The Duel by Joseph Conrad

Originally published in a volume entitled A Set of Six Conrad prefaces The Duel with his inspiration for the story:

Its pedigree is extremely simple. It springs from a ten-line paragraph in a small provincial paper published in the South of France. That paragraph, occasioned by a duel with a fatal ending between two well-known Parisian personalities, referred for some reason or other to the “well-known fact of two officers in Napoleon’s Grand Army having fought a series of duels in the midst of great wars and on some futile pretext. The pretext was never disclosed. I had therefore to invent it; and I think that, given the character of the two officers which I had to invent too, I have made it sufficiently convincing by the mere force of its absurdity.

In the preface Conrad adds that his intention was to capture the “Spirit of the Epoch.” This is especially evident in Conrad’s depiction of the French flight from the failed invasion of Russia.

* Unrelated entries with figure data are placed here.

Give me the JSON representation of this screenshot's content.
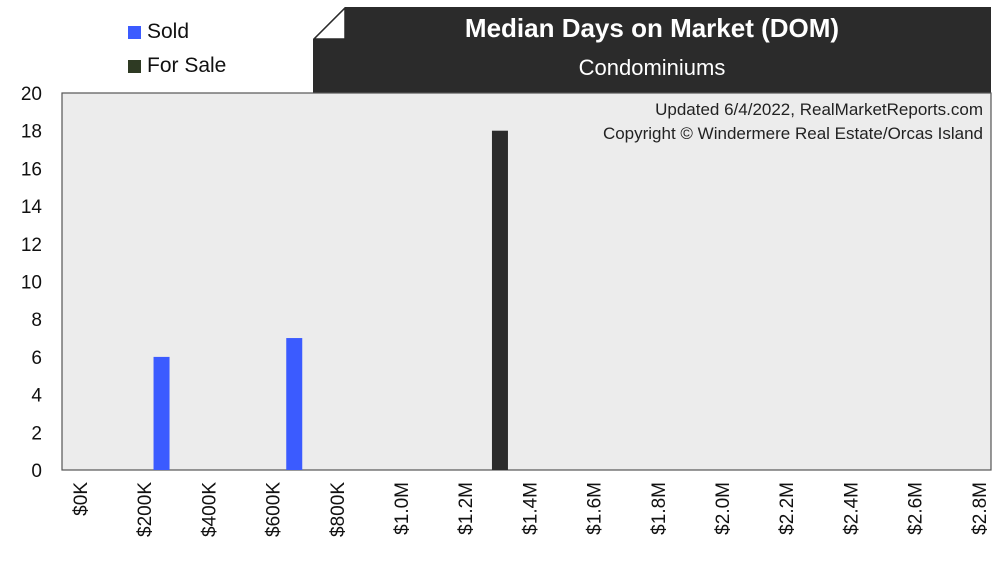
{
  "legend": {
    "items": [
      {
        "label": "Sold",
        "color": "#3b5bff"
      },
      {
        "label": "For Sale",
        "color": "#2e3a23"
      }
    ]
  },
  "header": {
    "title": "Median Days on Market (DOM)",
    "subtitle": "Condominiums"
  },
  "annotations": {
    "updated": "Updated 6/4/2022, RealMarketReports.com",
    "copyright": "Copyright © Windermere Real Estate/Orcas Island"
  },
  "chart_data": {
    "type": "bar",
    "title": "Median Days on Market (DOM)",
    "subtitle": "Condominiums",
    "xlabel": "",
    "ylabel": "",
    "ylim": [
      0,
      20
    ],
    "yticks": [
      0,
      2,
      4,
      6,
      8,
      10,
      12,
      14,
      16,
      18,
      20
    ],
    "xlim": [
      0,
      2800000
    ],
    "xtick_labels": [
      "$0K",
      "$200K",
      "$400K",
      "$600K",
      "$800K",
      "$1.0M",
      "$1.2M",
      "$1.4M",
      "$1.6M",
      "$1.8M",
      "$2.0M",
      "$2.2M",
      "$2.4M",
      "$2.6M",
      "$2.8M"
    ],
    "grid": false,
    "legend_position": "top-left",
    "series": [
      {
        "name": "Sold",
        "color": "#3b5bff",
        "points": [
          {
            "x": 300000,
            "y": 6
          },
          {
            "x": 700000,
            "y": 7
          }
        ]
      },
      {
        "name": "For Sale",
        "color": "#2b2b2b",
        "points": [
          {
            "x": 1320000,
            "y": 18
          }
        ]
      }
    ]
  }
}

His two protagonists, fighting for the first time side-by-side, are part of the “so-called sacred battalion-a battalion recruited from the officers of all arms who no had no longer any troops to lead.” The absurdity and horror of the epoch is powerfully rendered.

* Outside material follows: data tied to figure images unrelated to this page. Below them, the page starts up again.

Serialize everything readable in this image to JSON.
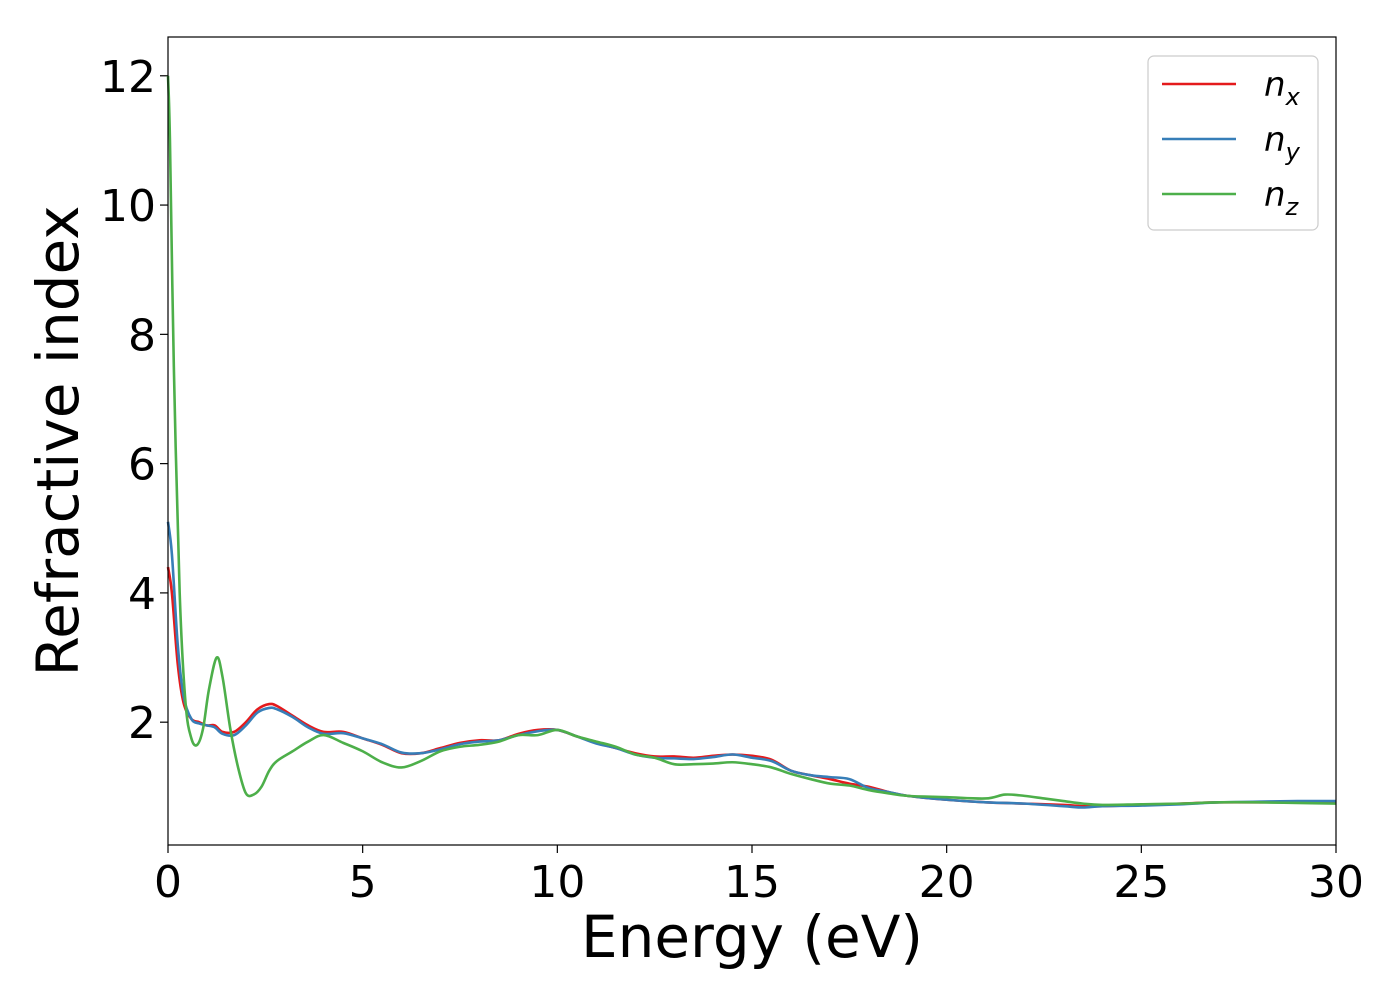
{
  "chart_data": {
    "type": "line",
    "xlabel": "Energy (eV)",
    "ylabel": "Refractive index",
    "xlim": [
      0,
      30
    ],
    "ylim": [
      0.1,
      12.6
    ],
    "xticks": [
      0,
      5,
      10,
      15,
      20,
      25,
      30
    ],
    "yticks": [
      2,
      4,
      6,
      8,
      10,
      12
    ],
    "xtick_labels": [
      "0",
      "5",
      "10",
      "15",
      "20",
      "25",
      "30"
    ],
    "ytick_labels": [
      "2",
      "4",
      "6",
      "8",
      "10",
      "12"
    ],
    "grid": false,
    "legend_position": "top-right",
    "series": [
      {
        "name": "n_x",
        "label_base": "n",
        "label_sub": "x",
        "color": "#e41a1c",
        "x": [
          0,
          0.1,
          0.25,
          0.4,
          0.6,
          0.8,
          1.0,
          1.2,
          1.4,
          1.7,
          2.0,
          2.3,
          2.6,
          2.8,
          3.2,
          3.6,
          4.0,
          4.5,
          5.0,
          5.5,
          6.0,
          6.5,
          7.0,
          7.5,
          8.0,
          8.5,
          9.0,
          9.5,
          10.0,
          10.5,
          11.0,
          11.5,
          12.0,
          12.5,
          13.0,
          13.5,
          14.0,
          14.5,
          15.0,
          15.5,
          16.0,
          16.5,
          17.0,
          17.5,
          18.0,
          18.5,
          19.0,
          20.0,
          21.0,
          22.0,
          23.0,
          23.5,
          24.0,
          25.0,
          26.0,
          27.0,
          28.0,
          29.0,
          30.0
        ],
        "y": [
          4.4,
          4.0,
          2.9,
          2.3,
          2.05,
          2.0,
          1.95,
          1.95,
          1.85,
          1.85,
          2.0,
          2.2,
          2.28,
          2.25,
          2.1,
          1.95,
          1.85,
          1.85,
          1.75,
          1.65,
          1.52,
          1.52,
          1.6,
          1.68,
          1.72,
          1.72,
          1.82,
          1.88,
          1.88,
          1.78,
          1.68,
          1.6,
          1.52,
          1.47,
          1.47,
          1.45,
          1.48,
          1.5,
          1.48,
          1.42,
          1.25,
          1.18,
          1.12,
          1.05,
          1.0,
          0.92,
          0.86,
          0.8,
          0.76,
          0.74,
          0.72,
          0.7,
          0.7,
          0.72,
          0.74,
          0.76,
          0.76,
          0.77,
          0.76
        ]
      },
      {
        "name": "n_y",
        "label_base": "n",
        "label_sub": "y",
        "color": "#377eb8",
        "x": [
          0,
          0.1,
          0.25,
          0.4,
          0.6,
          0.8,
          1.0,
          1.2,
          1.4,
          1.7,
          2.0,
          2.3,
          2.6,
          2.8,
          3.2,
          3.6,
          4.0,
          4.5,
          5.0,
          5.5,
          6.0,
          6.5,
          7.0,
          7.5,
          8.0,
          8.5,
          9.0,
          9.5,
          10.0,
          10.5,
          11.0,
          11.5,
          12.0,
          12.5,
          13.0,
          13.5,
          14.0,
          14.5,
          15.0,
          15.5,
          16.0,
          16.5,
          17.0,
          17.5,
          18.0,
          18.5,
          19.0,
          20.0,
          21.0,
          22.0,
          23.0,
          23.5,
          24.0,
          25.0,
          26.0,
          27.0,
          28.0,
          29.0,
          30.0
        ],
        "y": [
          5.1,
          4.6,
          3.2,
          2.4,
          2.05,
          1.98,
          1.95,
          1.92,
          1.82,
          1.8,
          1.95,
          2.15,
          2.22,
          2.2,
          2.08,
          1.92,
          1.82,
          1.83,
          1.75,
          1.66,
          1.53,
          1.52,
          1.58,
          1.66,
          1.7,
          1.72,
          1.8,
          1.86,
          1.88,
          1.78,
          1.67,
          1.6,
          1.5,
          1.45,
          1.44,
          1.43,
          1.46,
          1.5,
          1.45,
          1.4,
          1.25,
          1.18,
          1.15,
          1.12,
          0.98,
          0.92,
          0.86,
          0.8,
          0.76,
          0.74,
          0.7,
          0.68,
          0.7,
          0.71,
          0.73,
          0.76,
          0.77,
          0.78,
          0.78
        ]
      },
      {
        "name": "n_z",
        "label_base": "n",
        "label_sub": "z",
        "color": "#4daf4a",
        "x": [
          0,
          0.05,
          0.15,
          0.3,
          0.45,
          0.6,
          0.75,
          0.9,
          1.05,
          1.25,
          1.4,
          1.6,
          1.8,
          2.0,
          2.2,
          2.4,
          2.6,
          2.8,
          3.2,
          3.6,
          4.0,
          4.5,
          5.0,
          5.5,
          6.0,
          6.5,
          7.0,
          7.5,
          8.0,
          8.5,
          9.0,
          9.5,
          10.0,
          10.5,
          11.0,
          11.5,
          12.0,
          12.5,
          13.0,
          13.5,
          14.0,
          14.5,
          15.0,
          15.5,
          16.0,
          16.5,
          17.0,
          17.5,
          18.0,
          18.5,
          19.0,
          20.0,
          21.0,
          21.5,
          22.0,
          22.5,
          23.0,
          23.5,
          24.0,
          25.0,
          26.0,
          27.0,
          28.0,
          29.0,
          30.0
        ],
        "y": [
          12.0,
          11.0,
          7.5,
          4.0,
          2.3,
          1.75,
          1.65,
          1.9,
          2.5,
          3.0,
          2.7,
          1.9,
          1.3,
          0.9,
          0.88,
          1.0,
          1.25,
          1.4,
          1.55,
          1.7,
          1.8,
          1.68,
          1.55,
          1.38,
          1.3,
          1.4,
          1.55,
          1.62,
          1.65,
          1.7,
          1.8,
          1.8,
          1.88,
          1.78,
          1.7,
          1.62,
          1.5,
          1.45,
          1.35,
          1.35,
          1.36,
          1.38,
          1.35,
          1.3,
          1.2,
          1.12,
          1.05,
          1.02,
          0.95,
          0.9,
          0.86,
          0.84,
          0.82,
          0.88,
          0.86,
          0.82,
          0.78,
          0.74,
          0.72,
          0.73,
          0.74,
          0.76,
          0.76,
          0.75,
          0.74
        ]
      }
    ]
  }
}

From the French peak at the Battle of Austerlitz to the destruction of France as a major power, Conrad’s two characters meet repeatedly to defend their honour. Until reading The Duel I was unaware that Conrad’s story is the basis for Ridley Scott’s wonderful film The Duellists, a film I must have watched on half a dozen separate occasions. Scott’s film joins the small list of titles that are every bit as good as the book. So good that I was unable to remove Keith Carradine and Harvey Keitel’s portrayal of D’Hubert and Feraud from my reading of The Duel. Keitel’s evocation of the brooding Feraud is outstanding.

How could this story fail to enchant?  Conrad writing of two swashbuckling Hussars with the Napoleonic Wars as its milieu. Simply wonderful.

[Read as part of Frances’s and Melville House’s The Art of the Novella Reading Challenge.]